Многие люди бывают в детстве добрыми и кроткими, но, подрастая, начинают черстветь и грубеть, в Вере же любовь к ближним с годами становилась только глубже и сильнее. Когда ей читали Евангелие, Вере казалось, что с ней говорит Кто-то такой родной, и говорит все так прекрасно, что у нее слезы наворачивались на глаза, а ее маленькое сердечко согревалось невыразимым теплом.

И Вере казалось, что это самая нужная для нее книга, что она должна читать ее сама. И она просила маму, чтобы она подарила ей Евангелие. Вере тогда было одиннадцать лет, и мать долго не соглашалась выполнить ее просьбу, говоря, что ей рано читать такую книгу, что она не поймет ее своим детским умом. Но девочка просила неотступно, и мать, наконец, подарила ей Евангелие. После этого Вера не расставалась с книгой. Она знала все четыре Евангелия наизусть. Но не это было удивительно, ведь выучить Евангелие наизусть может каждый. Удивительно было то, как хорошо она понимала, чему учило Евангелие. Она поняла, что нельзя жить только для себя, а надо жить для других, всех надо любить, со всеми всегда надо быть кроткой и ласковой, всем быть слугой, а больше всего надо помогать тем, кого некому пожалеть – всем нуждающимся, больным.

Также она рано поняла, что надо везде и всегда искать только правду и не бояться ничего, если тебя обидят или накажут за эту правду.

Все это она поняла из Евангелия, а потом, с годами, ей открылось еще многое другое. Вера поняла, для чего нужно жить, во что надо верить и что надо любить всей душой: жить нужно для правды, верить надо в Бога, а Бог есть Любовь, как говорится в Евангелии. Любить людей надо всей душой, как милых и дорогих братьев.

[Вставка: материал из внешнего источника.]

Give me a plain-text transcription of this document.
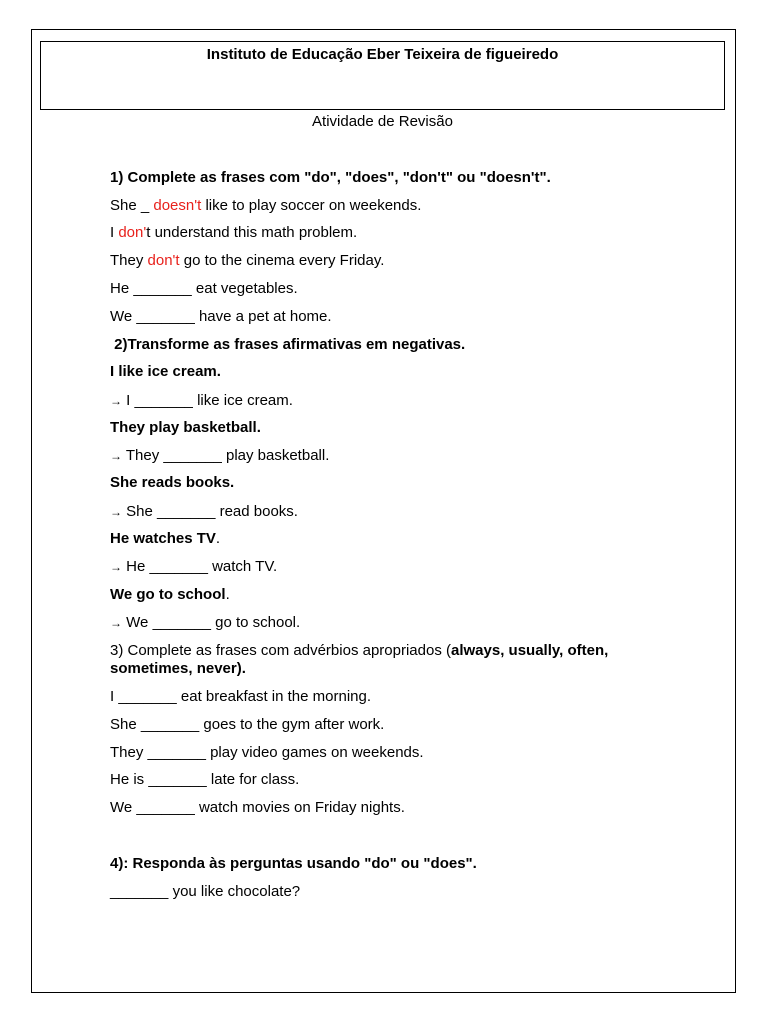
Instituto de Educação Eber Teixeira de figueiredo
Atividade de Revisão
1) Complete as frases com "do", "does", "don't" ou "doesn't".
She _ doesn't like to play soccer on weekends.
I don't understand this math problem.
They don't go to the cinema every Friday.
He _______ eat vegetables.
We _______ have a pet at home.
2)Transforme as frases afirmativas em negativas.
I like ice cream.
→ I _______ like ice cream.
They play basketball.
→ They _______ play basketball.
She reads books.
→ She _______ read books.
He watches TV.
→ He _______ watch TV.
We go to school.
→ We _______ go to school.
3) Complete as frases com advérbios apropriados (always, usually, often, sometimes, never).
I _______ eat breakfast in the morning.
She _______ goes to the gym after work.
They _______ play video games on weekends.
He is _______ late for class.
We _______ watch movies on Friday nights.
4): Responda às perguntas usando "do" ou "does".
_______ you like chocolate?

И вся душа Веры доверчиво потянулась навстречу этому учению любви, этой правде Христовой. Она твердо верила, что всем можно жить по Заповедям Божиим. Когда некоторые взрослые говорили ей, что так жить невозможно, она отвечала на это: «Значит, вы не верите в то, чему учил Христос. Нет, если верить, так уж верить!» Она это говорила с таким горячим убеждением, что взрослые люди невольно замолкали, а она повторяла еще: «Верить, так верить!»

Вера горячо переживала любую несправедливость. Насколько она любила всех, настолько же она не могла принять злобу и ложь. Она прощала это людям, но считала, что большой грех скрывать от ближних правду, когда они делают зло. Вера никогда не врала. Как она верила и говорила, так и жила, стараясь всегда делать добро.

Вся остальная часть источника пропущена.